Marlea (54), warga di Duri Pulo RW 02, Kecamatan Gambir, Jakarta Pusat, hanya bisa menghibur diri setelah gubuknya di bantaran rel baru saja digusur aparat. Ia sedih, tetapi tidak bisa berbuat apa-apa. Marlea paham bahwa ia tidak berhak tinggal di tanah milik PT Kereta Api Indonesia (KAI) tersebut.
Meski demikian, perempuan asal Tasikmalaya, Jawa Barat, itu tidak punya pilihan papan lain. Bersama suami dan seorang anak perempuannya, Marlea membangun kembali gubuk di lokasi yang sama. Kalau dulu bangunannya dari kayu-kayu papan, kini jauh lebih sederhana. Sebuah dipan besar ditutup kelambu dan terpal menjadi struktur utama gubuk barunya.
Di depan gubuk, Marlea menggelar dagangan minuman dan mi instan guna menopang kehidupan sehari-hari. Pelanggannya adalah orang-orang jalanan yang berjudi di bantaran rel. ”Rumah kami sebelumnya digusur karena memang tanah ini milik PT KAI. Jadilah sekarang kami tinggal di sini. Kalau nanti kami digusur lagi, entah akan tinggal di mana,” ujarnya, pekan lalu. Matanya berkaca-kaca.

Di Kampung Purebali RT 12 RW 14, Kelurahan Rawamangun, Kecamatan Pulo Gadung, Jakarta Timur, Suwarti (40) terus berjuang bertahan hidup bersama anak perempuannya yang berumur 17 tahun. Ia tinggal di sebuah gubuk berukuran 3 meter x 4 meter di tengah permukiman pemulung, pengemis, dan pengamen. Sudah dua tahun ia tinggal di permukiman tersebut setelah berpindah-pindah di sejumlah lokasi lain.
Tidak terasa Suwarti telah menjadi orang jalanan hampir 20 tahun di Jakarta.
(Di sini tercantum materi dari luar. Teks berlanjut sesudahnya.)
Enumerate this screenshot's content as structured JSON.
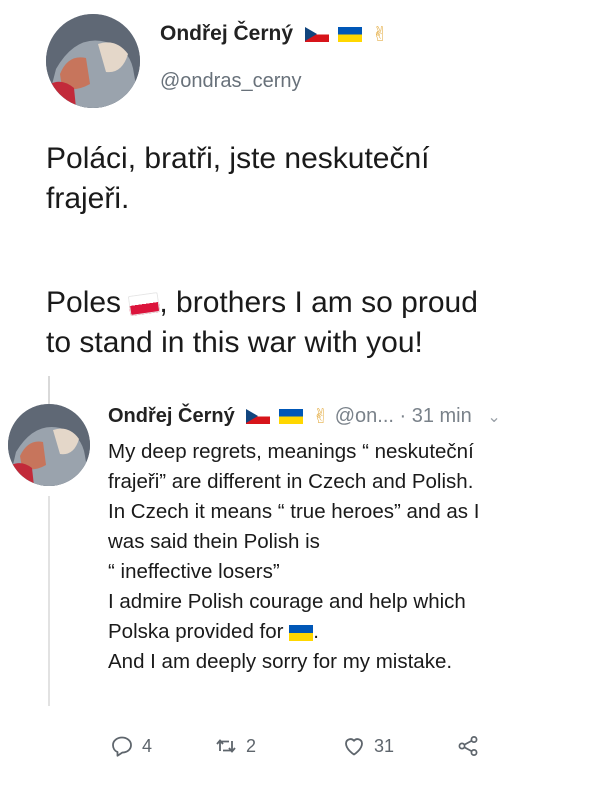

Ia pergi meninggalkan kampung di Desa Cikakak, Kecamatan Wangon, Kabupaten Banyumas, Jawa Tengah, untuk mengikuti suami yang menjadi kuli bangunan. Kondisi ini juga dialami sekitar 300 penghuni Kampung Purebali lainnya.
Mereka kebanyakan adalah pendatang yang mencoba mengadu nasib di Jakarta karena di desa penghasilan nihil. Jangankan buruh tani yang pendapatannya sama sekali tidak bisa diandalkan, petani yang punya sepetak sawah saja banyak yang memilih hijrah ke Jakarta.
Direktur Eksekutif Indonesia Property Watch Ali Tranghanda mengemukakan, perumahan rakyat selama ini diserahkan kepada mekanisme pasar sehingga sulit dijangkau warga miskin.
Padahal, di negara mana pun, negara seharusnya memberikan proteksi dan intervensi terhadap warga miskin untuk memenuhi hak dasar pemilikan rumah. ”Diperlukan pendekatan khusus di luar mekanisme pasar agar masyarakat miskin memperoleh akses membeli rumah,” ujar Ali.